Posted: Saturday 6th June 2015 by 30DaysWild2015

Bee keeper smoking his colonyBee keeper smoking his colony

A chance encounter leads to a surprising Random Act of Wildness today


I had plans for my Random Act of Wildness this morning and as soon as I had finished chatting to a friend of mine I intended to set out.  As he was leaving the kitchen door he made a chance remark about checking his most recent acquisition of bees.  He suggested I accompany him at some stage.  I'm afraid my plans were cast aside, his hand was nearly bitten off and I was soon in his garden struggling into his wife's bee keeper's protective clothing.  That must have been a sight for sore eyes as she must be about a foot shorter than me and, of course, the gear fits from head to ankle, it's basically a 'onesie'!

Inspecting the hive

Over the next 20 minutes I had a crash course in the life cycle of a hive.  This one needed to be checked to determine whether it had successfully settled down after the harvesting of the swarm of bees from someone's garden.

I'd never really worked out why smoke makes it safer to dismantle the hive; apparently the bees' reaction to the implicit danger from the burning cardboard is to consume as much of the honey as possible so that if they have to flee they can carry all that investment in energy with them to a safe place.  This makes them rather lethargic and so safer to handle.  I recognise that feeling!

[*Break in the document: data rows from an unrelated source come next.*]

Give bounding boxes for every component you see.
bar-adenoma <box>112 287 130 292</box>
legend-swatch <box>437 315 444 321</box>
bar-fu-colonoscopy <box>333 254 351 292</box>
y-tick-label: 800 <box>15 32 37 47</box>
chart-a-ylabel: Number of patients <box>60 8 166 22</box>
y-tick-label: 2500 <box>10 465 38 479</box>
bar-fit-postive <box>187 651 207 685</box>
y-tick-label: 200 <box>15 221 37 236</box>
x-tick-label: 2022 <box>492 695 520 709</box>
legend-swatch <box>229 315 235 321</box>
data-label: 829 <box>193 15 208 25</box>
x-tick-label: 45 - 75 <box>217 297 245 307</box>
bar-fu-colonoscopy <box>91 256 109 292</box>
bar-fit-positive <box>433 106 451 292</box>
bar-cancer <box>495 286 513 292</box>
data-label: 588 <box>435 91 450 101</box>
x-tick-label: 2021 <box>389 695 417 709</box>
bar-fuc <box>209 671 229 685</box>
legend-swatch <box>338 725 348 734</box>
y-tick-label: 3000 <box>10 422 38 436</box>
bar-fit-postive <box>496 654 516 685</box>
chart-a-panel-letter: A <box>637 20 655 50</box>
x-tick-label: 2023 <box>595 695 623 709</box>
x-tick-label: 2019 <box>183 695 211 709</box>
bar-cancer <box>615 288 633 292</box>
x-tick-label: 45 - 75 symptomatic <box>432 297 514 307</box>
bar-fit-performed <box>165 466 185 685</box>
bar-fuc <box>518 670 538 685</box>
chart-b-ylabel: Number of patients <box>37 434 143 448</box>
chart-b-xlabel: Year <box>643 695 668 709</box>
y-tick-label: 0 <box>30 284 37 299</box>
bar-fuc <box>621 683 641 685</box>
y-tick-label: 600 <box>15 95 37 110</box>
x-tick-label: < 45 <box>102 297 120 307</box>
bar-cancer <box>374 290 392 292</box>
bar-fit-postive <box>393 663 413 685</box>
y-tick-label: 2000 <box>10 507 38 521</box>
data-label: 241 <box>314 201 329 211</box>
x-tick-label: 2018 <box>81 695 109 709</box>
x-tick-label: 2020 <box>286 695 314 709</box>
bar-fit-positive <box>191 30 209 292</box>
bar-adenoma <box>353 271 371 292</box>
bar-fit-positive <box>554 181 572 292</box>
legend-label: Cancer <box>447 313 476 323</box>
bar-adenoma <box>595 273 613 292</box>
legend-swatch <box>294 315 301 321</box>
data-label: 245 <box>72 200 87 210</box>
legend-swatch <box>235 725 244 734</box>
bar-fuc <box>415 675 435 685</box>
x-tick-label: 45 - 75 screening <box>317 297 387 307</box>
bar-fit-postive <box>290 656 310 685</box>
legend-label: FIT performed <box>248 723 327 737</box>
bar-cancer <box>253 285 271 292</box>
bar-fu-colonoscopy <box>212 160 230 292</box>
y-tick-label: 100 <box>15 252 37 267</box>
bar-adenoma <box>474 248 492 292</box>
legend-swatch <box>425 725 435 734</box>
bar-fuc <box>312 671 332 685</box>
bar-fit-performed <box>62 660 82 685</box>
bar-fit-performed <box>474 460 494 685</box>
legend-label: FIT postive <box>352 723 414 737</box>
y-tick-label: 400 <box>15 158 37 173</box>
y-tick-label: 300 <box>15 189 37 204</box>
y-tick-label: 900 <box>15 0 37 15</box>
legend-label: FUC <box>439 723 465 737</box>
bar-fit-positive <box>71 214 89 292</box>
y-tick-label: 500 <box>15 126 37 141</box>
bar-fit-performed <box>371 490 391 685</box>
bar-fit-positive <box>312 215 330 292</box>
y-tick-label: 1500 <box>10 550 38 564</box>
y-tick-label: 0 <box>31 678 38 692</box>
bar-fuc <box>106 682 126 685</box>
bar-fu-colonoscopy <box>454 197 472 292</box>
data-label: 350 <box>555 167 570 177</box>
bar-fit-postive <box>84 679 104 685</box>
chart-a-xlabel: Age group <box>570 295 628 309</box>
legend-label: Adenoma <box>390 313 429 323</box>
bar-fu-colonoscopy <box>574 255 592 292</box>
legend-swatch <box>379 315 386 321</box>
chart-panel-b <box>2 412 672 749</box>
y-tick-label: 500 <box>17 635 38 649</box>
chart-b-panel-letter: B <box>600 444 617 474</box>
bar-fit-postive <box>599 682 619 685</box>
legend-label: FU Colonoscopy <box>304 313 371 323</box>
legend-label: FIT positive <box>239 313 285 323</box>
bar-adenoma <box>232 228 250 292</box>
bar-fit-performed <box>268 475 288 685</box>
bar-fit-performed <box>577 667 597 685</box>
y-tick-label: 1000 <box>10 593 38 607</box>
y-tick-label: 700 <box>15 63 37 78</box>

I was shown the signs that revealed that the colony had settled well, cells were being constructed and eggs were being laid.

Inspecting the combsI could write for ages about all that I learned in those 20 minutes but that would make this blog rather too long!

I could also write about the threats that face our bees and I'm sure that if you have found this blog you understand the importance of bees to the rest of the natural and man-made world.

Obviously I write here about honey bees but both they and our native bumblebees carry out pollination and share many of the same threats to their survival.  Find out more here.

That was an unexpected and fascinating morning!